At age 22, Parkhurst decided to follow her mother into the family biz, but thought she'd have a better shot at becoming a newspaper woman if she left the family farm in Pensacola and came here. "I'm from the Redneck Riviera," she says. "There are lot of shark attacks and abortion doctor killings. When I moved to New York, it was almost as if I were living in a different country. Everything was so different."
She made the rounds with her resume and finally landed a short-lived job with Fox News.
"It was very eye-opening for me, just coming into the epicenter of media and working for a conservative station," she says. "I was pretty naive, and seeing how the system actually works, I thought, my gosh, people don't really know how news is made."

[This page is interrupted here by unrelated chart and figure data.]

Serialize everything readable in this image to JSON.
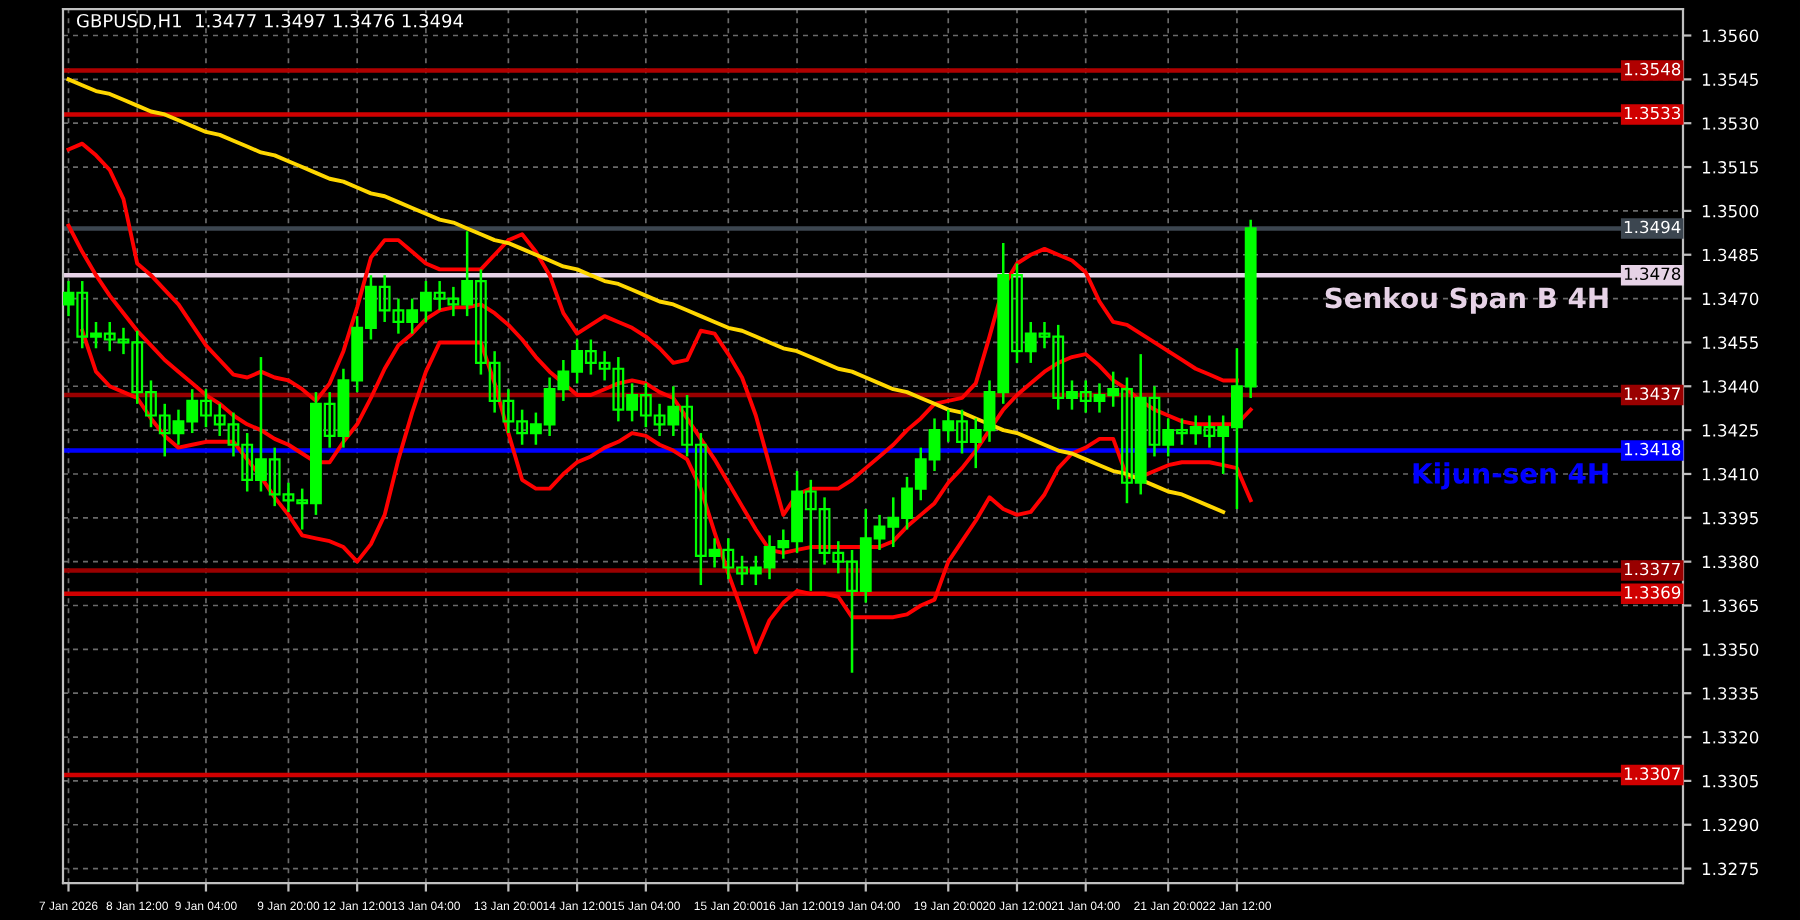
{
  "chart_data": {
    "type": "candlestick",
    "annotations": [
      "GBPUSD,H1  1.3477 1.3497 1.3476 1.3494",
      {
        "text": "1.3548",
        "y": 1.3548
      },
      {
        "text": "1.3533",
        "y": 1.3533
      },
      {
        "text": "1.3494",
        "y": 1.3494
      },
      {
        "text": "1.3478",
        "y": 1.3478
      },
      {
        "text": "1.3437",
        "y": 1.3437
      },
      {
        "text": "1.3418",
        "y": 1.3418
      },
      {
        "text": "1.3377",
        "y": 1.3377
      },
      {
        "text": "1.3369",
        "y": 1.3369
      },
      {
        "text": "1.3307",
        "y": 1.3307
      }
    ],
    "categories": [
      "7 Jan 2026",
      null,
      null,
      null,
      null,
      "8 Jan 12:00",
      null,
      null,
      null,
      null,
      "9 Jan 04:00",
      null,
      null,
      null,
      null,
      null,
      "9 Jan 20:00",
      null,
      null,
      null,
      null,
      "12 Jan 12:00",
      null,
      null,
      null,
      null,
      "13 Jan 04:00",
      null,
      null,
      null,
      null,
      null,
      "13 Jan 20:00",
      null,
      null,
      null,
      null,
      "14 Jan 12:00",
      null,
      null,
      null,
      null,
      "15 Jan 04:00",
      null,
      null,
      null,
      null,
      null,
      "15 Jan 20:00",
      null,
      null,
      null,
      null,
      "16 Jan 12:00",
      null,
      null,
      null,
      null,
      "19 Jan 04:00",
      null,
      null,
      null,
      null,
      null,
      "19 Jan 20:00",
      null,
      null,
      null,
      null,
      "20 Jan 12:00",
      null,
      null,
      null,
      null,
      "21 Jan 04:00",
      null,
      null,
      null,
      null,
      null,
      "21 Jan 20:00",
      null,
      null,
      null,
      null,
      "22 Jan 12:00",
      null
    ],
    "ylim": [
      1.327,
      1.3569
    ],
    "yticks": [
      {
        "value": 1.356,
        "label": "1.3560"
      },
      {
        "value": 1.3545,
        "label": "1.3545"
      },
      {
        "value": 1.353,
        "label": "1.3530"
      },
      {
        "value": 1.3515,
        "label": "1.3515"
      },
      {
        "value": 1.35,
        "label": "1.3500"
      },
      {
        "value": 1.3485,
        "label": "1.3485"
      },
      {
        "value": 1.347,
        "label": "1.3470"
      },
      {
        "value": 1.3455,
        "label": "1.3455"
      },
      {
        "value": 1.344,
        "label": "1.3440"
      },
      {
        "value": 1.3425,
        "label": "1.3425"
      },
      {
        "value": 1.341,
        "label": "1.3410"
      },
      {
        "value": 1.3395,
        "label": "1.3395"
      },
      {
        "value": 1.338,
        "label": "1.3380"
      },
      {
        "value": 1.3365,
        "label": "1.3365"
      },
      {
        "value": 1.335,
        "label": "1.3350"
      },
      {
        "value": 1.3335,
        "label": "1.3335"
      },
      {
        "value": 1.332,
        "label": "1.3320"
      },
      {
        "value": 1.3305,
        "label": "1.3305"
      },
      {
        "value": 1.329,
        "label": "1.3290"
      },
      {
        "value": 1.3275,
        "label": "1.3275"
      }
    ],
    "grid": true,
    "ref_lines": [
      {
        "axis": "y",
        "value": 1.3548,
        "color": "#b00000"
      },
      {
        "axis": "y",
        "value": 1.3533,
        "color": "#d00000"
      },
      {
        "axis": "y",
        "value": 1.3494,
        "color": "#3c4650"
      },
      {
        "axis": "y",
        "value": 1.3478,
        "color": "#e6d2e6",
        "label": "Senkou Span B 4H"
      },
      {
        "axis": "y",
        "value": 1.3437,
        "color": "#990000"
      },
      {
        "axis": "y",
        "value": 1.3418,
        "color": "#0000ff",
        "label": "Kijun-sen 4H"
      },
      {
        "axis": "y",
        "value": 1.3377,
        "color": "#990000"
      },
      {
        "axis": "y",
        "value": 1.3369,
        "color": "#d00000"
      },
      {
        "axis": "y",
        "value": 1.3307,
        "color": "#d00000"
      }
    ],
    "series": [
      {
        "type": "line",
        "color": "#ff0000",
        "values": [
          1.3521,
          1.3523,
          1.3519,
          1.3514,
          1.3504,
          1.3482,
          1.3478,
          1.3473,
          1.3468,
          1.3461,
          1.3454,
          1.3449,
          1.3444,
          1.3443,
          1.3445,
          1.3443,
          1.3442,
          1.3439,
          1.3435,
          1.3441,
          1.3452,
          1.3467,
          1.3484,
          1.349,
          1.349,
          1.3486,
          1.3482,
          1.348,
          1.348,
          1.348,
          1.348,
          1.3485,
          1.349,
          1.3492,
          1.3486,
          1.3478,
          1.3465,
          1.3458,
          1.3461,
          1.3464,
          1.3462,
          1.346,
          1.3457,
          1.3453,
          1.3448,
          1.3449,
          1.3459,
          1.3458,
          1.3451,
          1.3443,
          1.343,
          1.3413,
          1.3396,
          1.3403,
          1.3405,
          1.3405,
          1.3405,
          1.3408,
          1.3412,
          1.3416,
          1.342,
          1.3425,
          1.3429,
          1.3434,
          1.3435,
          1.3436,
          1.3441,
          1.3457,
          1.3474,
          1.3482,
          1.3485,
          1.3487,
          1.3485,
          1.3483,
          1.3479,
          1.3469,
          1.3462,
          1.3461,
          1.3458,
          1.3455,
          1.3452,
          1.3449,
          1.3446,
          1.3444,
          1.3442,
          1.3442,
          null
        ]
      },
      {
        "type": "line",
        "color": "#ff0000",
        "values": [
          1.3495,
          1.3486,
          1.3478,
          1.3471,
          1.3465,
          1.3459,
          1.3454,
          1.3449,
          1.3445,
          1.3441,
          1.3437,
          1.3434,
          1.343,
          1.3427,
          1.3425,
          1.3422,
          1.342,
          1.3417,
          1.3414,
          1.3414,
          1.3421,
          1.3427,
          1.3436,
          1.3446,
          1.3454,
          1.3458,
          1.3463,
          1.3466,
          1.3467,
          1.3467,
          1.3468,
          1.3465,
          1.3461,
          1.3456,
          1.345,
          1.3445,
          1.3441,
          1.3437,
          1.3437,
          1.3439,
          1.3441,
          1.3442,
          1.3441,
          1.3438,
          1.3436,
          1.3429,
          1.3422,
          1.3415,
          1.3407,
          1.3399,
          1.3391,
          1.3384,
          1.3383,
          1.3384,
          1.3385,
          1.3385,
          1.3385,
          1.3385,
          1.3385,
          1.3385,
          1.3387,
          1.3392,
          1.3396,
          1.34,
          1.3407,
          1.3412,
          1.3418,
          1.3425,
          1.3432,
          1.3437,
          1.3441,
          1.3445,
          1.3448,
          1.345,
          1.3451,
          1.3447,
          1.3442,
          1.3439,
          1.3435,
          1.3432,
          1.343,
          1.3428,
          1.3427,
          1.3427,
          1.3427,
          1.3427,
          1.3432
        ]
      },
      {
        "type": "line",
        "color": "#ff0000",
        "values": [
          null,
          1.3459,
          1.3445,
          1.344,
          1.3438,
          1.3436,
          1.3429,
          1.3423,
          1.3419,
          1.342,
          1.3421,
          1.3421,
          1.3421,
          1.3415,
          1.3409,
          1.3402,
          1.3396,
          1.3389,
          1.3388,
          1.3387,
          1.3385,
          1.338,
          1.3386,
          1.3396,
          1.3415,
          1.3431,
          1.3445,
          1.3455,
          1.3455,
          1.3455,
          1.3455,
          1.3441,
          1.3424,
          1.3408,
          1.3405,
          1.3405,
          1.341,
          1.3414,
          1.3416,
          1.3419,
          1.3421,
          1.3424,
          1.3423,
          1.342,
          1.3418,
          1.3415,
          1.3405,
          1.339,
          1.3376,
          1.3363,
          1.3349,
          1.336,
          1.3366,
          1.337,
          1.3369,
          1.3369,
          1.3368,
          1.3361,
          1.3361,
          1.3361,
          1.3361,
          1.3362,
          1.3365,
          1.3367,
          1.338,
          1.3387,
          1.3394,
          1.3402,
          1.3398,
          1.3396,
          1.3397,
          1.3403,
          1.3412,
          1.3417,
          1.3419,
          1.3422,
          1.3422,
          1.3409,
          1.3409,
          1.3411,
          1.3413,
          1.3414,
          1.3414,
          1.3414,
          1.3413,
          1.3412,
          1.3401
        ]
      },
      {
        "type": "line",
        "color": "#ffd700",
        "values": [
          1.3545,
          1.3543,
          1.3541,
          1.354,
          1.3538,
          1.3536,
          1.3534,
          1.3533,
          1.3531,
          1.3529,
          1.3527,
          1.3526,
          1.3524,
          1.3522,
          1.352,
          1.3519,
          1.3517,
          1.3515,
          1.3513,
          1.3511,
          1.351,
          1.3508,
          1.3506,
          1.3505,
          1.3503,
          1.3501,
          1.3499,
          1.3497,
          1.3496,
          1.3494,
          1.3492,
          1.349,
          1.3489,
          1.3487,
          1.3485,
          1.3483,
          1.3481,
          1.348,
          1.3478,
          1.3476,
          1.3475,
          1.3473,
          1.3471,
          1.3469,
          1.3468,
          1.3466,
          1.3464,
          1.3462,
          1.346,
          1.3459,
          1.3457,
          1.3455,
          1.3453,
          1.3452,
          1.345,
          1.3448,
          1.3446,
          1.3445,
          1.3443,
          1.3441,
          1.3439,
          1.3438,
          1.3436,
          1.3434,
          1.3432,
          1.3431,
          1.3429,
          1.3427,
          1.3425,
          1.3424,
          1.3422,
          1.342,
          1.3418,
          1.3417,
          1.3415,
          1.3413,
          1.3411,
          1.341,
          1.3408,
          1.3406,
          1.3404,
          1.3403,
          1.3401,
          1.3399,
          1.3397,
          null,
          null
        ]
      },
      {
        "color": "#00ff00",
        "ohlc": [
          [
            1.3468,
            1.3476,
            1.3464,
            1.3472
          ],
          [
            1.3472,
            1.3476,
            1.3453,
            1.3457
          ],
          [
            1.3457,
            1.3462,
            1.3453,
            1.3458
          ],
          [
            1.3458,
            1.3462,
            1.3452,
            1.3456
          ],
          [
            1.3456,
            1.346,
            1.3451,
            1.3455
          ],
          [
            1.3455,
            1.3459,
            1.3434,
            1.3438
          ],
          [
            1.3438,
            1.3442,
            1.3426,
            1.343
          ],
          [
            1.343,
            1.3434,
            1.3416,
            1.3424
          ],
          [
            1.3424,
            1.3432,
            1.342,
            1.3428
          ],
          [
            1.3428,
            1.3439,
            1.3424,
            1.3435
          ],
          [
            1.3435,
            1.3439,
            1.3426,
            1.343
          ],
          [
            1.343,
            1.3434,
            1.3423,
            1.3427
          ],
          [
            1.3427,
            1.3431,
            1.3416,
            1.342
          ],
          [
            1.342,
            1.3424,
            1.3404,
            1.3408
          ],
          [
            1.3408,
            1.345,
            1.3404,
            1.3415
          ],
          [
            1.3415,
            1.3419,
            1.3399,
            1.3403
          ],
          [
            1.3403,
            1.3407,
            1.3397,
            1.3401
          ],
          [
            1.3401,
            1.3405,
            1.3391,
            1.34
          ],
          [
            1.34,
            1.3438,
            1.3396,
            1.3434
          ],
          [
            1.3434,
            1.3438,
            1.3419,
            1.3423
          ],
          [
            1.3423,
            1.3446,
            1.3419,
            1.3442
          ],
          [
            1.3442,
            1.3464,
            1.3438,
            1.346
          ],
          [
            1.346,
            1.3478,
            1.3456,
            1.3474
          ],
          [
            1.3474,
            1.3478,
            1.3462,
            1.3466
          ],
          [
            1.3466,
            1.347,
            1.3458,
            1.3462
          ],
          [
            1.3462,
            1.347,
            1.3458,
            1.3466
          ],
          [
            1.3466,
            1.3476,
            1.3462,
            1.3472
          ],
          [
            1.3472,
            1.3476,
            1.3466,
            1.347
          ],
          [
            1.347,
            1.3474,
            1.3464,
            1.3468
          ],
          [
            1.3468,
            1.3493,
            1.3464,
            1.3476
          ],
          [
            1.3476,
            1.348,
            1.3444,
            1.3448
          ],
          [
            1.3448,
            1.3452,
            1.3431,
            1.3435
          ],
          [
            1.3435,
            1.3439,
            1.3424,
            1.3428
          ],
          [
            1.3428,
            1.3432,
            1.342,
            1.3424
          ],
          [
            1.3424,
            1.3431,
            1.342,
            1.3427
          ],
          [
            1.3427,
            1.3443,
            1.3423,
            1.3439
          ],
          [
            1.3439,
            1.3449,
            1.3435,
            1.3445
          ],
          [
            1.3445,
            1.3456,
            1.3441,
            1.3452
          ],
          [
            1.3452,
            1.3456,
            1.3444,
            1.3448
          ],
          [
            1.3448,
            1.3452,
            1.3442,
            1.3446
          ],
          [
            1.3446,
            1.345,
            1.3428,
            1.3432
          ],
          [
            1.3432,
            1.3441,
            1.3428,
            1.3437
          ],
          [
            1.3437,
            1.3441,
            1.3426,
            1.343
          ],
          [
            1.343,
            1.3434,
            1.3423,
            1.3427
          ],
          [
            1.3427,
            1.344,
            1.3423,
            1.3433
          ],
          [
            1.3433,
            1.3437,
            1.3416,
            1.342
          ],
          [
            1.342,
            1.3424,
            1.3372,
            1.3382
          ],
          [
            1.3382,
            1.3388,
            1.3378,
            1.3384
          ],
          [
            1.3384,
            1.3388,
            1.3374,
            1.3378
          ],
          [
            1.3378,
            1.3382,
            1.3372,
            1.3376
          ],
          [
            1.3376,
            1.3382,
            1.3372,
            1.3378
          ],
          [
            1.3378,
            1.3389,
            1.3374,
            1.3385
          ],
          [
            1.3385,
            1.3391,
            1.3381,
            1.3387
          ],
          [
            1.3387,
            1.3411,
            1.3383,
            1.3404
          ],
          [
            1.3404,
            1.3408,
            1.337,
            1.3398
          ],
          [
            1.3398,
            1.3402,
            1.3379,
            1.3383
          ],
          [
            1.3383,
            1.3387,
            1.3376,
            1.338
          ],
          [
            1.338,
            1.3384,
            1.3342,
            1.337
          ],
          [
            1.337,
            1.3398,
            1.3366,
            1.3388
          ],
          [
            1.3388,
            1.3396,
            1.3384,
            1.3392
          ],
          [
            1.3392,
            1.3402,
            1.3385,
            1.3395
          ],
          [
            1.3395,
            1.3409,
            1.3391,
            1.3405
          ],
          [
            1.3405,
            1.3419,
            1.3401,
            1.3415
          ],
          [
            1.3415,
            1.3429,
            1.3411,
            1.3425
          ],
          [
            1.3425,
            1.3432,
            1.3421,
            1.3428
          ],
          [
            1.3428,
            1.3432,
            1.3417,
            1.3421
          ],
          [
            1.3421,
            1.3429,
            1.3412,
            1.3425
          ],
          [
            1.3425,
            1.3442,
            1.3421,
            1.3438
          ],
          [
            1.3438,
            1.3489,
            1.3434,
            1.3478
          ],
          [
            1.3478,
            1.3482,
            1.3448,
            1.3452
          ],
          [
            1.3452,
            1.3462,
            1.3448,
            1.3458
          ],
          [
            1.3458,
            1.3462,
            1.3453,
            1.3457
          ],
          [
            1.3457,
            1.3461,
            1.3432,
            1.3436
          ],
          [
            1.3436,
            1.3442,
            1.3432,
            1.3438
          ],
          [
            1.3438,
            1.3442,
            1.3431,
            1.3435
          ],
          [
            1.3435,
            1.3441,
            1.3431,
            1.3437
          ],
          [
            1.3437,
            1.3445,
            1.3433,
            1.3439
          ],
          [
            1.3439,
            1.3443,
            1.34,
            1.3407
          ],
          [
            1.3407,
            1.3451,
            1.3403,
            1.3436
          ],
          [
            1.3436,
            1.344,
            1.3416,
            1.342
          ],
          [
            1.342,
            1.3429,
            1.3416,
            1.3425
          ],
          [
            1.3425,
            1.3429,
            1.342,
            1.3424
          ],
          [
            1.3424,
            1.343,
            1.342,
            1.3426
          ],
          [
            1.3426,
            1.343,
            1.3419,
            1.3423
          ],
          [
            1.3423,
            1.343,
            1.341,
            1.3426
          ],
          [
            1.3426,
            1.3453,
            1.3398,
            1.344
          ],
          [
            1.344,
            1.3497,
            1.3436,
            1.3494
          ]
        ]
      }
    ]
  }
}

Not wanting to stay at the station and having always loved to cook, she started cooking and blogging. And that blog (her website is www.Belleinthebigapple.com) became a book that's somewhat autobiographical. The protagonist, Belle Lee, from Mobile, Alabama, moves to the city and acquires a job at an ultra conservative TV station. The fast-paced, tightly written book has plenty of intriguing elements - an illegal network deal, a female news anchor who becomes Belle's mentor, even a female presidential candidate (nope, nothing like Sarah Palin.)
What makes this book even tastier are the recipes interspersed with all the plot twists - shrimp and crab gumbo, oyster stew, plus Bribe your Coworkers Pound Cake, Lemon Chess Squares for the Working (Sulking) Girl, and Pickled Pensacola Shrimp. Parkhurst hopes to demo some of these on her book tour, and she dispenses recipes on her blog, too.